CPT Pharmacometrics Syst Pharmacol. 2016 Nov;5(11):625-635. doi: 10.1002/psp4.12141. Epub 2016 Oct 22.
The objective of this study was to model the pharmacokinetics (PKs) of robenacoxib in cats using a nonlinear mixed-effects (NLME) approach, leveraging all available information collected from cats receiving robenacoxib s.c. and/or i.v.: 47 densely sampled laboratory cats and 36 clinical cats sparsely sampled preoperatively. Data from both routes were modeled sequentially using Monolix 4.3.2. Influence of parameter correlations and available covariates (age, gender, bodyweight, and anesthesia) on population parameter estimates were evaluated by using multiple samples from the posterior distribution of the random effects. A bicompartmental disposition model with simultaneous zero and first-order absorption best described robenacoxib PKs in blood. Clearance was 0.502 L/kg/h and the bioavailability was high (78%). The absorption constant point estimate (K = 0.68 h ) was lower than beta (median, 1.08 h ), unveiling flip-flop kinetics. No dosing adjustment based on available covariates information is advocated. This modeling work constitutes the first application of NLME in a large feline population.

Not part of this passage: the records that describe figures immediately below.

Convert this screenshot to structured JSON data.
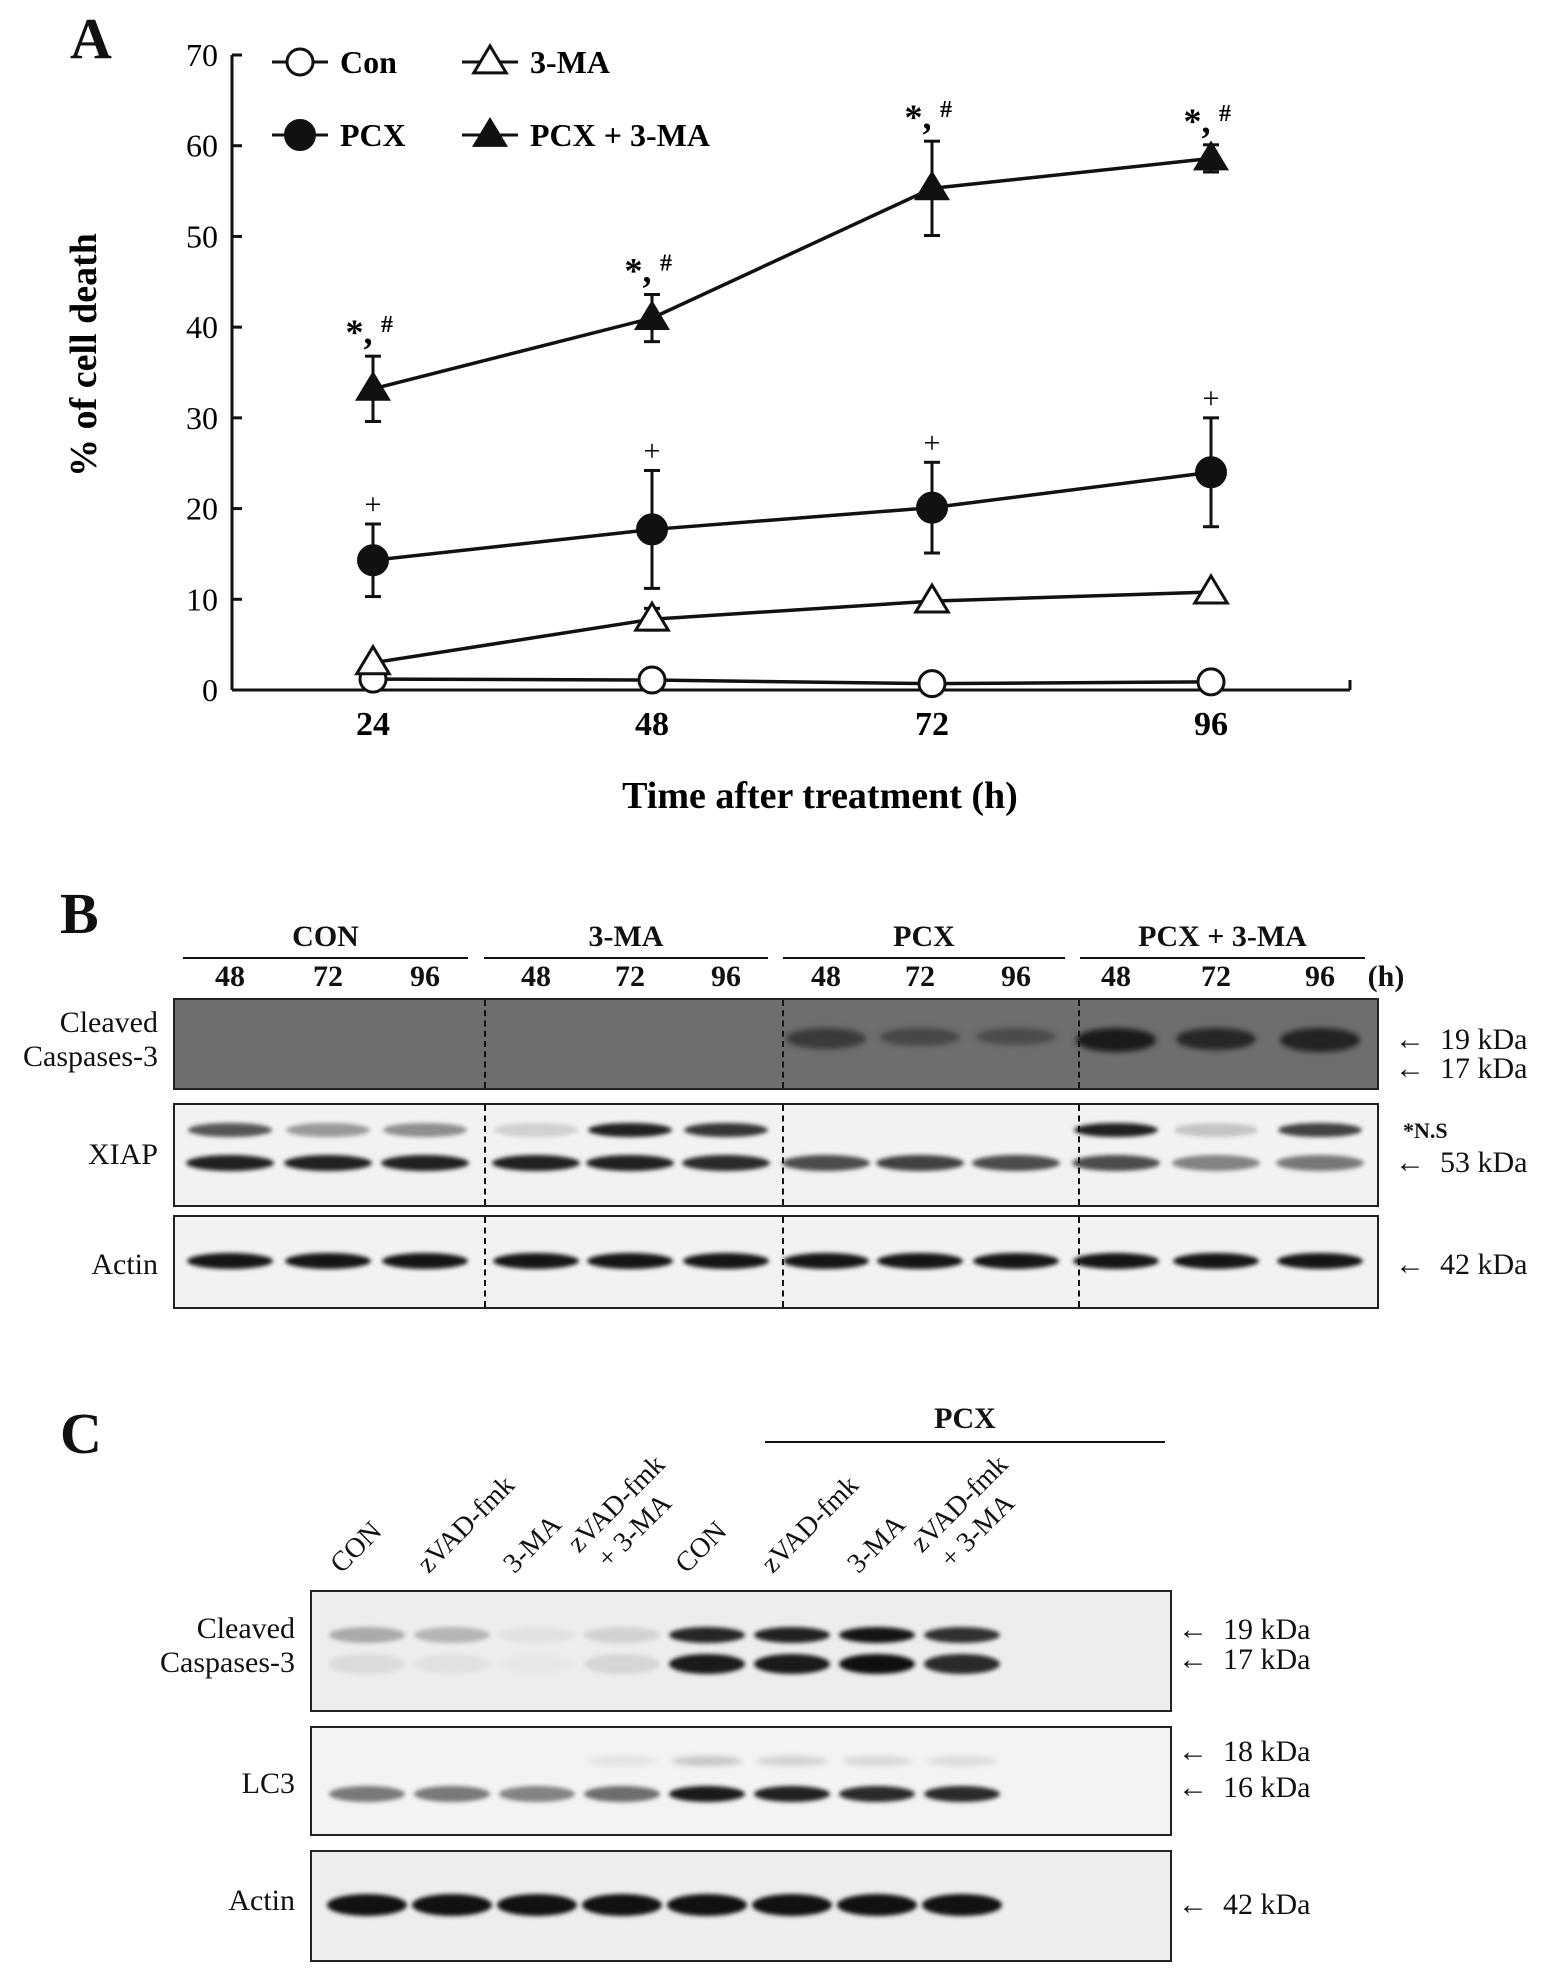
{
  "panels": {
    "a": "A",
    "b": "B",
    "c": "C"
  },
  "chart_data": {
    "type": "line",
    "x": [
      24,
      48,
      72,
      96
    ],
    "xlabel": "Time after treatment (h)",
    "ylabel": "% of cell death",
    "ylim": [
      0,
      70
    ],
    "yticks": [
      0,
      10,
      20,
      30,
      40,
      50,
      60,
      70
    ],
    "legend_position": "top-left",
    "series": [
      {
        "name": "Con",
        "marker": "circle-open",
        "values": [
          1.2,
          1.1,
          0.7,
          0.9
        ],
        "errors": [
          0,
          0,
          0,
          0
        ],
        "annotations": [
          "",
          "",
          "",
          ""
        ]
      },
      {
        "name": "3-MA",
        "marker": "triangle-open",
        "values": [
          3.0,
          7.8,
          9.8,
          10.8
        ],
        "errors": [
          0,
          1.2,
          0,
          0
        ],
        "annotations": [
          "",
          "",
          "",
          ""
        ]
      },
      {
        "name": "PCX",
        "marker": "circle-filled",
        "values": [
          14.3,
          17.7,
          20.1,
          24.0
        ],
        "errors": [
          4.0,
          6.5,
          5.0,
          6.0
        ],
        "annotations": [
          "+",
          "+",
          "+",
          "+"
        ]
      },
      {
        "name": "PCX + 3-MA",
        "marker": "triangle-filled",
        "values": [
          33.2,
          41.0,
          55.3,
          58.6
        ],
        "errors": [
          3.6,
          2.6,
          5.2,
          1.5
        ],
        "annotations": [
          "*,#",
          "*,#",
          "*,#",
          "*,#"
        ]
      }
    ]
  },
  "panel_b": {
    "groups": [
      "CON",
      "3-MA",
      "PCX",
      "PCX + 3-MA"
    ],
    "timepoints": [
      "48",
      "72",
      "96"
    ],
    "unit": "(h)",
    "rows": [
      {
        "label_line1": "Cleaved",
        "label_line2": "Caspases-3",
        "markers": [
          "19 kDa",
          "17 kDa"
        ]
      },
      {
        "label_line1": "XIAP",
        "label_line2": "",
        "markers": [
          "*N.S",
          "53 kDa"
        ]
      },
      {
        "label_line1": "Actin",
        "label_line2": "",
        "markers": [
          "42 kDa"
        ]
      }
    ]
  },
  "panel_c": {
    "group_label": "PCX",
    "lanes": [
      {
        "line1": "CON",
        "line2": ""
      },
      {
        "line1": "zVAD-fmk",
        "line2": ""
      },
      {
        "line1": "3-MA",
        "line2": ""
      },
      {
        "line1": "zVAD-fmk",
        "line2": "+ 3-MA"
      },
      {
        "line1": "CON",
        "line2": ""
      },
      {
        "line1": "zVAD-fmk",
        "line2": ""
      },
      {
        "line1": "3-MA",
        "line2": ""
      },
      {
        "line1": "zVAD-fmk",
        "line2": "+ 3-MA"
      }
    ],
    "rows": [
      {
        "label_line1": "Cleaved",
        "label_line2": "Caspases-3",
        "markers": [
          "19 kDa",
          "17 kDa"
        ]
      },
      {
        "label_line1": "LC3",
        "label_line2": "",
        "markers": [
          "18 kDa",
          "16 kDa"
        ]
      },
      {
        "label_line1": "Actin",
        "label_line2": "",
        "markers": [
          "42 kDa"
        ]
      }
    ]
  }
}
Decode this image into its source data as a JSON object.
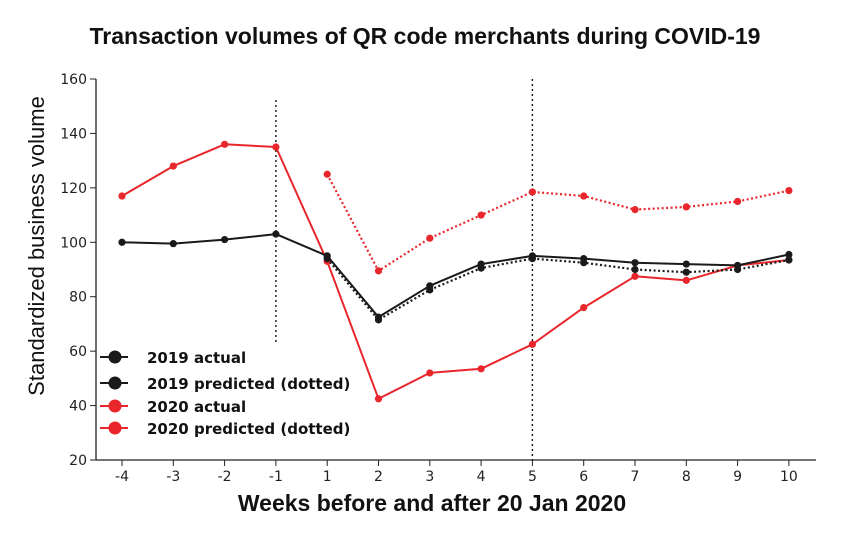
{
  "chart_data": {
    "type": "line",
    "title": "Transaction volumes of QR code merchants during COVID-19",
    "xlabel": "Weeks before and after 20 Jan 2020",
    "ylabel": "Standardized business volume",
    "ylim": [
      20,
      160
    ],
    "yticks": [
      "20",
      "40",
      "60",
      "80",
      "100",
      "120",
      "140",
      "160"
    ],
    "categories": [
      "-4",
      "-3",
      "-2",
      "-1",
      "1",
      "2",
      "3",
      "4",
      "5",
      "6",
      "7",
      "8",
      "9",
      "10"
    ],
    "vlines_at": [
      "-1",
      "5"
    ],
    "grid": false,
    "legend_position": "bottom-left",
    "series": [
      {
        "name": "2019 actual",
        "color": "#1a1a1a",
        "style": "solid",
        "x": [
          "-4",
          "-3",
          "-2",
          "-1",
          "1",
          "2",
          "3",
          "4",
          "5",
          "6",
          "7",
          "8",
          "9",
          "10"
        ],
        "values": [
          100,
          99.5,
          101,
          103,
          95,
          72.5,
          84,
          92,
          95,
          94,
          92.5,
          92,
          91.5,
          95.5
        ]
      },
      {
        "name": "2019 predicted (dotted)",
        "color": "#1a1a1a",
        "style": "dotted",
        "x": [
          "1",
          "2",
          "3",
          "4",
          "5",
          "6",
          "7",
          "8",
          "9",
          "10"
        ],
        "values": [
          94,
          71.5,
          82.5,
          90.5,
          94,
          92.5,
          90,
          89,
          90,
          93.5
        ]
      },
      {
        "name": "2020 actual",
        "color": "#e8262b",
        "style": "solid",
        "x": [
          "-4",
          "-3",
          "-2",
          "-1",
          "1",
          "2",
          "3",
          "4",
          "5",
          "6",
          "7",
          "8",
          "9",
          "10"
        ],
        "values": [
          117,
          128,
          136,
          135,
          93,
          42.5,
          52,
          53.5,
          62.5,
          76,
          87.5,
          86,
          91.5,
          93.5
        ]
      },
      {
        "name": "2020 predicted (dotted)",
        "color": "#e8262b",
        "style": "dotted",
        "x": [
          "1",
          "2",
          "3",
          "4",
          "5",
          "6",
          "7",
          "8",
          "9",
          "10"
        ],
        "values": [
          125,
          89.5,
          101.5,
          110,
          118.5,
          117,
          112,
          113,
          115,
          119
        ]
      }
    ]
  }
}
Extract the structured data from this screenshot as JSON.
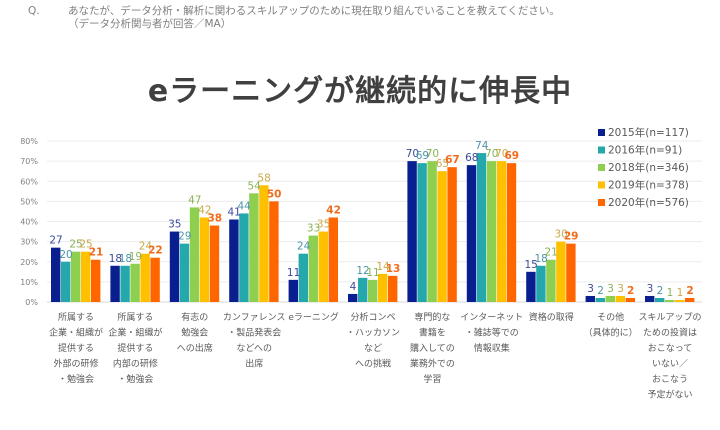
{
  "question": {
    "mark": "Q.",
    "text": "あなたが、データ分析・解析に関わるスキルアップのために現在取り組んでいることを教えてください。",
    "sub": "（データ分析関与者が回答／MA）"
  },
  "headline": "eラーニングが継続的に伸長中",
  "chart_data": {
    "type": "bar",
    "title": "eラーニングが継続的に伸長中",
    "xlabel": "",
    "ylabel": "",
    "ylim": [
      0,
      80
    ],
    "yticks": [
      "0%",
      "10%",
      "20%",
      "30%",
      "40%",
      "50%",
      "60%",
      "70%",
      "80%"
    ],
    "grid": true,
    "legend_position": "top-right",
    "categories": [
      [
        "所属する",
        "企業・組織が",
        "提供する",
        "外部の研修",
        "・勉強会"
      ],
      [
        "所属する",
        "企業・組織が",
        "提供する",
        "内部の研修",
        "・勉強会"
      ],
      [
        "有志の",
        "勉強会",
        "への出席"
      ],
      [
        "カンファレンス",
        "・製品発表会",
        "などへの",
        "出席"
      ],
      [
        "eラーニング"
      ],
      [
        "分析コンペ",
        "・ハッカソン",
        "など",
        "への挑戦"
      ],
      [
        "専門的な",
        "書籍を",
        "購入しての",
        "業務外での",
        "学習"
      ],
      [
        "インターネット",
        "・雑誌等での",
        "情報収集"
      ],
      [
        "資格の取得"
      ],
      [
        "その他",
        "（具体的に）"
      ],
      [
        "スキルアップの",
        "ための投資は",
        "おこなって",
        "いない／",
        "おこなう",
        "予定がない"
      ]
    ],
    "series": [
      {
        "name": "2015年(n=117)",
        "color": "#0a1f8f",
        "label_color": "#3c4a9a",
        "bold": false,
        "values": [
          27,
          18,
          35,
          41,
          11,
          4,
          70,
          68,
          15,
          3,
          3
        ]
      },
      {
        "name": "2016年(n=91)",
        "color": "#24a8ab",
        "label_color": "#4c95a8",
        "bold": false,
        "values": [
          20,
          18,
          29,
          44,
          24,
          12,
          69,
          74,
          18,
          2,
          2
        ]
      },
      {
        "name": "2018年(n=346)",
        "color": "#8fcf4f",
        "label_color": "#89b356",
        "bold": false,
        "values": [
          25,
          19,
          47,
          54,
          33,
          11,
          70,
          70,
          21,
          3,
          1
        ]
      },
      {
        "name": "2019年(n=378)",
        "color": "#ffc000",
        "label_color": "#c9a94a",
        "bold": false,
        "values": [
          25,
          24,
          42,
          58,
          35,
          14,
          65,
          70,
          30,
          3,
          1
        ]
      },
      {
        "name": "2020年(n=576)",
        "color": "#ff6600",
        "label_color": "#f26b1d",
        "bold": true,
        "values": [
          21,
          22,
          38,
          50,
          42,
          13,
          67,
          69,
          29,
          2,
          2
        ]
      }
    ]
  }
}
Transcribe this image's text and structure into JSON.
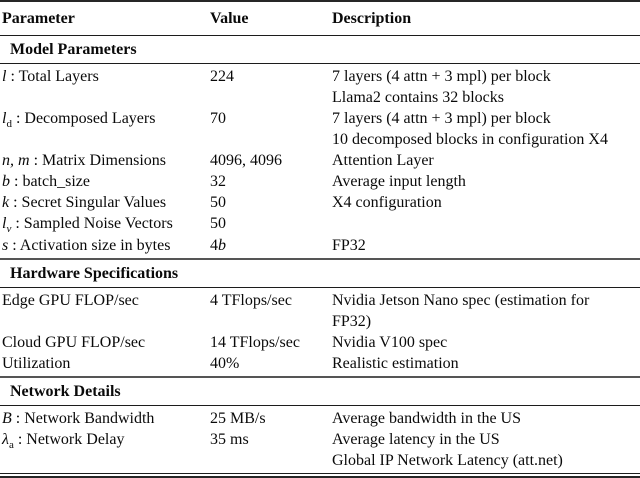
{
  "header": {
    "col1": "Parameter",
    "col2": "Value",
    "col3": "Description"
  },
  "sections": [
    {
      "title": "Model Parameters",
      "rows": [
        {
          "var": "l",
          "label": ": Total Layers",
          "value": "224",
          "desc1": "7 layers (4 attn + 3 mpl) per block",
          "desc2": "Llama2 contains 32 blocks"
        },
        {
          "var": "l",
          "sub": "d",
          "label": ": Decomposed Layers",
          "value": "70",
          "desc1": "7 layers (4 attn + 3 mpl) per block",
          "desc2": "10 decomposed blocks in configuration X4"
        },
        {
          "var": "n, m",
          "label": ": Matrix Dimensions",
          "value": "4096, 4096",
          "desc1": "Attention Layer"
        },
        {
          "var": "b",
          "label": ": batch_size",
          "value": "32",
          "desc1": "Average input length"
        },
        {
          "var": "k",
          "label": ": Secret Singular Values",
          "value": "50",
          "desc1": "X4 configuration"
        },
        {
          "var": "l",
          "sub": "v",
          "label": ": Sampled Noise Vectors",
          "value": "50"
        },
        {
          "var": "s",
          "label": ": Activation size in bytes",
          "value_pre": "4",
          "value_it": "b",
          "desc1": "FP32"
        }
      ]
    },
    {
      "title": "Hardware Specifications",
      "rows": [
        {
          "label": "Edge GPU FLOP/sec",
          "value": "4 TFlops/sec",
          "desc1": "Nvidia Jetson Nano spec (estimation for",
          "desc2": "FP32)"
        },
        {
          "label": "Cloud GPU FLOP/sec",
          "value": "14 TFlops/sec",
          "desc1": "Nvidia V100 spec"
        },
        {
          "label": "Utilization",
          "value": "40%",
          "desc1": "Realistic estimation"
        }
      ]
    },
    {
      "title": "Network Details",
      "rows": [
        {
          "var": "B",
          "label": ": Network Bandwidth",
          "value": "25 MB/s",
          "desc1": "Average bandwidth in the US"
        },
        {
          "var": "λ",
          "sub": "a",
          "label": ": Network Delay",
          "value": "35 ms",
          "desc1": "Average latency in the US",
          "desc2": "Global IP Network Latency (att.net)"
        }
      ]
    }
  ]
}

本研究的目的是使用非线性混合效应(NLME)方法对罗贝考昔在猫体内的药代动力学(PK)进行建模,利用从接受罗贝考昔皮下和/或静脉注射的猫收集的所有可用信息:47只密集采样的实验猫和36只术前稀疏采样的临床猫。使用Monolix 4.3.2对来自两种给药途径的数据进行顺序建模。通过使用来自随机效应后验分布的多个样本,评估参数相关性和可用协变量(年龄、性别、体重和麻醉)对群体参数估计的影响。具有同时零阶和一阶吸收的双室处置模型最能描述罗贝考昔在血液中的PK。清除率为0.502 L/kg/h,生物利用度较高(78%)。吸收常数点估计值(K = 0.68 h)低于β(中位数,1.08 h),揭示了反转动力学。不主张根据可用的协变量信息进行剂量调整。这项建模工作是NLME在大型猫科动物群体中的首次应用。